Summary: They're in love with their best friend.
Jean:
Kaeya laughs at her sometimes. Dumbstruck her. Tongue-tied her. Always a little red in the face and jittery whenever you’re around.
Jean knows it’s not entirely unfounded. Vaguely remembers a time when the young Ragnvindr brothers stole wine from Crepus’ cellar and got her so drunk that she dared call you her mind’s first vivid memory.
How horribly dramatic she had been.
(And yet, whenever Jean thinks back to her childhood, it’s not the rigorous training or the endless hours spent studying that she remembers clearly. Instead, colourful pinwheels spin in front of her mind’s eye. And you, so vibrant amidst them all as you play with the other children.)
Years have passed since then, but the young Gunnhildr’s heart has proven a tenacious thing. Stubborn. Incapable of beating to any rhythm other than yours.
On long nights, the melody lulls her, takes her by her hands, and pulls her back into the warm memories of your training days. Of your touch, gentle on her cuts and bruises. Your smile, ripe with exhaustion and so, so soft. (She could have kissed you. Jean could have leaned in, just a little bit, and kissed you. She wanted to. She’ll hide her face in her pillow and think about it all night.)
“If I too could…” But she can’t. As a knight, she always has to put her duty first—
And yet, occasionally, Jean lets her mind wander.
In her office, she flips a page in one of her romance books and squints, covering the characters’ names with her thumbs. “Jean, she said,” the young Gunnhildr reads under her breath. “I have waited for this opportunity for more than half a century, to repeat to you once again my vow of eternal fidelity and everlasting love.”
(She throws a hand to her face right after, palm flush against hot skin, and slams the book shut. How childish. There’s still work to be done.)
Paperwork is piling up on her table, demanding her attention. And it’s late July. A month of clement nights and sticky noons. Thick air, a headache thrumming behind her eyelids, words blurring into inky splotches—your warm skin on hers.
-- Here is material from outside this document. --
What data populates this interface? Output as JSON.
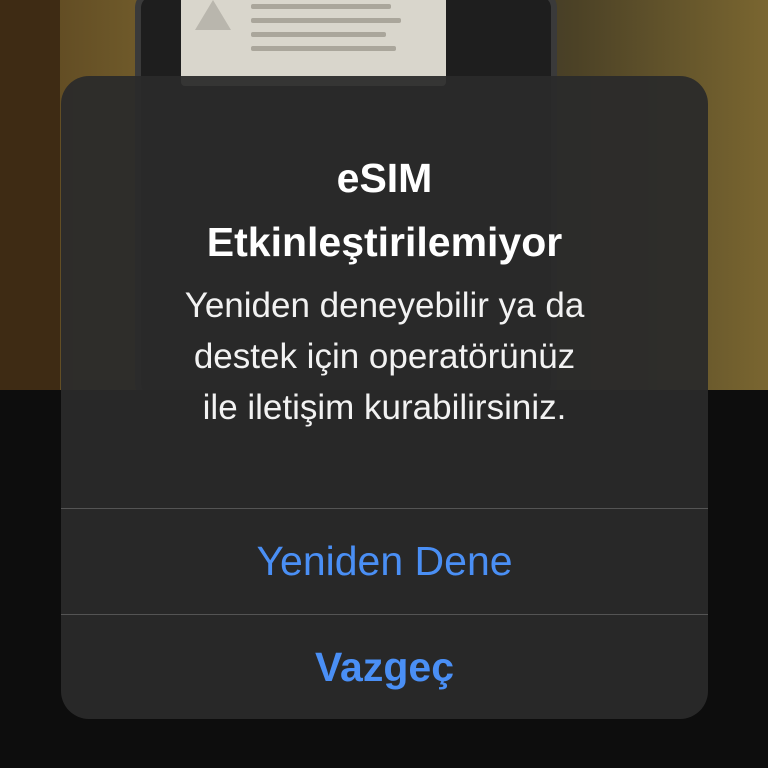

Jean hadn’t heard you come in.
And yet, she leans back into the touch, her back sticky with sweat. Your hand doesn’t move, and she loves you. She loves you. She loves you.
And she’s sorry, too, because time passes, and all that she can do is wait. Maybe, when she has less work. Maybe, once Varka returns. Maybe, maybe, maybe—
One day, you could be her life’s only regret.
Until then, until she knows for sure, Jean will blow on dandelions and hope that her dreams will come true.
Yae Miko:
There’s something pathetic about the way she pines, all half-smiles and twitching ears.
And she knows, from the bottom of her heart, that the centuries should have been kinder. That they should have made her smarter, stronger, sound—yet all they really did was leave her lonely. A little sad.
And yes, Miko does feel better than she did 500 years ago. But some days, better isn't enough. Most days, better leaves her feeling hollow.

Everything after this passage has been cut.